Ericke também é um bom exemplo das dificuldades em tentar melhorar competitivamente, mas ter empecilhos geográficos. Como ele não possui patrocínio, tem que bancar todas as viagens e despesas do próprio bolso. “Pro Treta [em Curitiba] era R$ 1.400 a passagem e ainda tem que pagar hotel, alimentação, inscrição do campeonato. É complicado. Não compensa”, fala o jogador. “Eu fiquei dois torneios grandes sem participar, aí fica estagnado, porque em cada um deles as pessoas vão evoluindo mais”.

Com a Capcom pagando as despesas para ele participar do CPT Latam, Ericke pode finalmente participar de uma competição de alto nível. “Eu tava desanimado, por causa da cena do nordeste”, revela. “Mas quando eu vim pra cá, joguei com o Brolynho, com o Keoma, aprendi bastante com eles”.

Ericke

Esse é o tipo de evolução que a Capcom também espera oferecer para o cenário brasileiro no próximo ano, quando a segunda temporada de Street Fighter V começar.

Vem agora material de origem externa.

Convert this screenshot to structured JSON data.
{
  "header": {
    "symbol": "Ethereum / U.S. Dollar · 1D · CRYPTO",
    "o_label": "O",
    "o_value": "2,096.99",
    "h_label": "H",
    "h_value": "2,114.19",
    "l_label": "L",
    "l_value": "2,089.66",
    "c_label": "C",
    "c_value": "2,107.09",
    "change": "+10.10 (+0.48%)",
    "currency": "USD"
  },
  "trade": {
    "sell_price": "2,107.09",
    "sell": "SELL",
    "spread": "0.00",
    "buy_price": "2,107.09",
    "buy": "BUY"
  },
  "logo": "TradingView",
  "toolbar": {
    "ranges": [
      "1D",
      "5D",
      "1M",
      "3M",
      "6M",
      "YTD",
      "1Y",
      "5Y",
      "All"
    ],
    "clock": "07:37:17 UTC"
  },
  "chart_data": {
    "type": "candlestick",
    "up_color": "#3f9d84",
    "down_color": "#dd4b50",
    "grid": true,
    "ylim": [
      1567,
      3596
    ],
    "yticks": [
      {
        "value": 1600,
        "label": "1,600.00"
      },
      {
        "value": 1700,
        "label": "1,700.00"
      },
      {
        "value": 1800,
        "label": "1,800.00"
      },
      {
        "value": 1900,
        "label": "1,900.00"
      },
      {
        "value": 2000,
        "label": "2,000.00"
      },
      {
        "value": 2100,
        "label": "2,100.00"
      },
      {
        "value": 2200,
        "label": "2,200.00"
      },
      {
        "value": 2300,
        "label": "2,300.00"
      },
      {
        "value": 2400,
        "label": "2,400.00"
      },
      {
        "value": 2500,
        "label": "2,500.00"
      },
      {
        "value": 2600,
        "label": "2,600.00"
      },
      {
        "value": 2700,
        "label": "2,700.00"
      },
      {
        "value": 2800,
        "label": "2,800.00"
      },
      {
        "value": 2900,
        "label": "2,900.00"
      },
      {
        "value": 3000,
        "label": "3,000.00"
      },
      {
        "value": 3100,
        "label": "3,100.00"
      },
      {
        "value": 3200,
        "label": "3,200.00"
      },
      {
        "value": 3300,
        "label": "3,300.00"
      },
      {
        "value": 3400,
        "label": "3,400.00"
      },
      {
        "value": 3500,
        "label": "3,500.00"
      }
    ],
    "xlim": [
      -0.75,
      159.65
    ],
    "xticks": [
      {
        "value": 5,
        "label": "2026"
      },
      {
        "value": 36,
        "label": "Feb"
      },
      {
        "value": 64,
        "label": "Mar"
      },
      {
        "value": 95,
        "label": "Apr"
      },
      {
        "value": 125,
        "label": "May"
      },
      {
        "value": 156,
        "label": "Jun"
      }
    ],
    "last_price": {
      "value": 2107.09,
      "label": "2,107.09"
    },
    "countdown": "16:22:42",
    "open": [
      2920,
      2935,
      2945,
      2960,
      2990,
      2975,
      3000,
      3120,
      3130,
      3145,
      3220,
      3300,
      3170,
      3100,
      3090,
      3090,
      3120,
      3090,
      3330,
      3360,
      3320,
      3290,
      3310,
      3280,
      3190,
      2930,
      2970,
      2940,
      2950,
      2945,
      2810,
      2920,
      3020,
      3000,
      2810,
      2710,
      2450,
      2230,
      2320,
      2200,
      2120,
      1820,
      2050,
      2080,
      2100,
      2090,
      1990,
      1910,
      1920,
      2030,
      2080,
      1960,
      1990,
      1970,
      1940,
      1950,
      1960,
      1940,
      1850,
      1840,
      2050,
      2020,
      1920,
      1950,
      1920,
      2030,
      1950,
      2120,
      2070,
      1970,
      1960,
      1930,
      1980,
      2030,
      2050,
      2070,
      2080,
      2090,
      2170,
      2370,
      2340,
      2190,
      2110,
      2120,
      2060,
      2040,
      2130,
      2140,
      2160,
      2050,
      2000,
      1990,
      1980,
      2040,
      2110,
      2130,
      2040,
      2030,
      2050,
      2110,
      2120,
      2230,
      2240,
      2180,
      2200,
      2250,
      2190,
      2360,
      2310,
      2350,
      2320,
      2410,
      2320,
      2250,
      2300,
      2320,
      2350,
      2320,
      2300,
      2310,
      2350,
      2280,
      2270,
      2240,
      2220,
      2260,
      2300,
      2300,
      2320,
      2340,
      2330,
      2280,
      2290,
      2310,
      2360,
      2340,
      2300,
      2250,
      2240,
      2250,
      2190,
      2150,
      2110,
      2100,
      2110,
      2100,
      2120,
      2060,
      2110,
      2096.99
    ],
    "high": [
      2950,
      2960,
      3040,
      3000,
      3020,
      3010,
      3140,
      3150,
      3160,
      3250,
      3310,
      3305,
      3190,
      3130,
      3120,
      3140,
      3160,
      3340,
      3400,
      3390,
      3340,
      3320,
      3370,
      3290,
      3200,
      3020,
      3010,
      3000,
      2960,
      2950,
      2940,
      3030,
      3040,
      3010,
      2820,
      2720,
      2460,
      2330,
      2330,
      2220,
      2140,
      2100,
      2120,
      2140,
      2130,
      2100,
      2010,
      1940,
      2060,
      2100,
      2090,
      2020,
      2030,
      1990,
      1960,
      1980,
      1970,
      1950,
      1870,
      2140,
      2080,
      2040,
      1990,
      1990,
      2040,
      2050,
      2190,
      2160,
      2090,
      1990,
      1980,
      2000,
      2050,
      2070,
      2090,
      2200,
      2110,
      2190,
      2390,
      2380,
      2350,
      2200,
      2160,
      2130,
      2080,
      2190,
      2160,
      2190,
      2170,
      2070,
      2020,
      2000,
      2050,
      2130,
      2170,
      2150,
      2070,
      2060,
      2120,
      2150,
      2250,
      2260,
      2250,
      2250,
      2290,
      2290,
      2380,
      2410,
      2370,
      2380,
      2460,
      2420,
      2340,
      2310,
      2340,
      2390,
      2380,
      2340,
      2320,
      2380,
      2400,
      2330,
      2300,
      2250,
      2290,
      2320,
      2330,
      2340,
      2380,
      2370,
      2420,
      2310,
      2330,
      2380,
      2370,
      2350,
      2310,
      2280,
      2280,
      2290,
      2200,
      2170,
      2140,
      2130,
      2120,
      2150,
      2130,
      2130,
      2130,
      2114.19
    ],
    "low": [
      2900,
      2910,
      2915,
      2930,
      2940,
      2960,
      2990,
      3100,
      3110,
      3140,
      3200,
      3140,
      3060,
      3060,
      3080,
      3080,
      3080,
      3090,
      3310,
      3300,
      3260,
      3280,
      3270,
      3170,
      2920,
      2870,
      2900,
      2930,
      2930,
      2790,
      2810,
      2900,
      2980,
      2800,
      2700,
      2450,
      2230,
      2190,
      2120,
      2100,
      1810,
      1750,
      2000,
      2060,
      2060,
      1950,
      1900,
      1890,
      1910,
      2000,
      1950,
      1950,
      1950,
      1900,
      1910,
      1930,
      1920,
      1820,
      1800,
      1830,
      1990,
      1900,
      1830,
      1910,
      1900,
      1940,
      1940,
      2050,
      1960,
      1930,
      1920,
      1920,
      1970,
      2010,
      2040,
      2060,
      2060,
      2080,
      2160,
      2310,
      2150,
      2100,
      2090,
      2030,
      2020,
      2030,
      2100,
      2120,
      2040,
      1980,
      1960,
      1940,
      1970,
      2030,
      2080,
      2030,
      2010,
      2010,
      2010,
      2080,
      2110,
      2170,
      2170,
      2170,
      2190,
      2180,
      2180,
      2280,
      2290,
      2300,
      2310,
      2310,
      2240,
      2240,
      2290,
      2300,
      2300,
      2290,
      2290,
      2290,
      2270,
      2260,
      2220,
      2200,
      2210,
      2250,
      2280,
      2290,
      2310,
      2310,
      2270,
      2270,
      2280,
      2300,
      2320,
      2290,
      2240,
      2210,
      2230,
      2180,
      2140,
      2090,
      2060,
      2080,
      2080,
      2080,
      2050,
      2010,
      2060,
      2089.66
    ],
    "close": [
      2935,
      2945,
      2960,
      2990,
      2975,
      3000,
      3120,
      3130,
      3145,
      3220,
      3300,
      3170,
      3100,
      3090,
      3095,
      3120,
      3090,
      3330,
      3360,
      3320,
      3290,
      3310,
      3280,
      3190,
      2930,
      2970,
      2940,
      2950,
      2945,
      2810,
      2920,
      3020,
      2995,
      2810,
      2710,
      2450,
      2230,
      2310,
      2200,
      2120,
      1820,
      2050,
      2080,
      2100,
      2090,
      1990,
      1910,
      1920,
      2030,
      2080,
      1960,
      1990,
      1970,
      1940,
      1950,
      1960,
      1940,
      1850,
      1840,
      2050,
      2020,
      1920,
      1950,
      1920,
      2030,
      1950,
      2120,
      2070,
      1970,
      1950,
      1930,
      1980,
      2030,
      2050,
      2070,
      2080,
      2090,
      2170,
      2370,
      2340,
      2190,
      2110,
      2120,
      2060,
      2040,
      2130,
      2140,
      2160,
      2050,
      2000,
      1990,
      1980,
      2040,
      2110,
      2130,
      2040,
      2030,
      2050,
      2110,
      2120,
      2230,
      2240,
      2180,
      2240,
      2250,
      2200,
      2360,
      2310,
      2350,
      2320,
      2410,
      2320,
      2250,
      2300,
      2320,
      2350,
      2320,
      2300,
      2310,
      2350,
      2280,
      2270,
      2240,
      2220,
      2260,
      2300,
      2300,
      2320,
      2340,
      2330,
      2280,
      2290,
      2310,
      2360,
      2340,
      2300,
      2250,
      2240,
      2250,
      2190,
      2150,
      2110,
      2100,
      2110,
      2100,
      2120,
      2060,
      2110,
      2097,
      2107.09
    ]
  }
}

Trancas até diz que a cena brasileira ainda não está no seu melhor momento. “Digo isso com confiança, não porque tem algo ruim ou de errado, mas porque ainda tem bastante a melhorar, tanto de infraestrutura quanto de número de torneios”, fala o gerente de comunidades.

O objetivo é que, para o 2017, dois ou até mais brasileiros possam participar da Capcom Cup. Assim, o Brasil está aos poucos deixando de ser só o país do Blanka para virar o país de Keoma, Brolynho, Dark, Ericke e tanto outros bons jogadores de Street Fighter.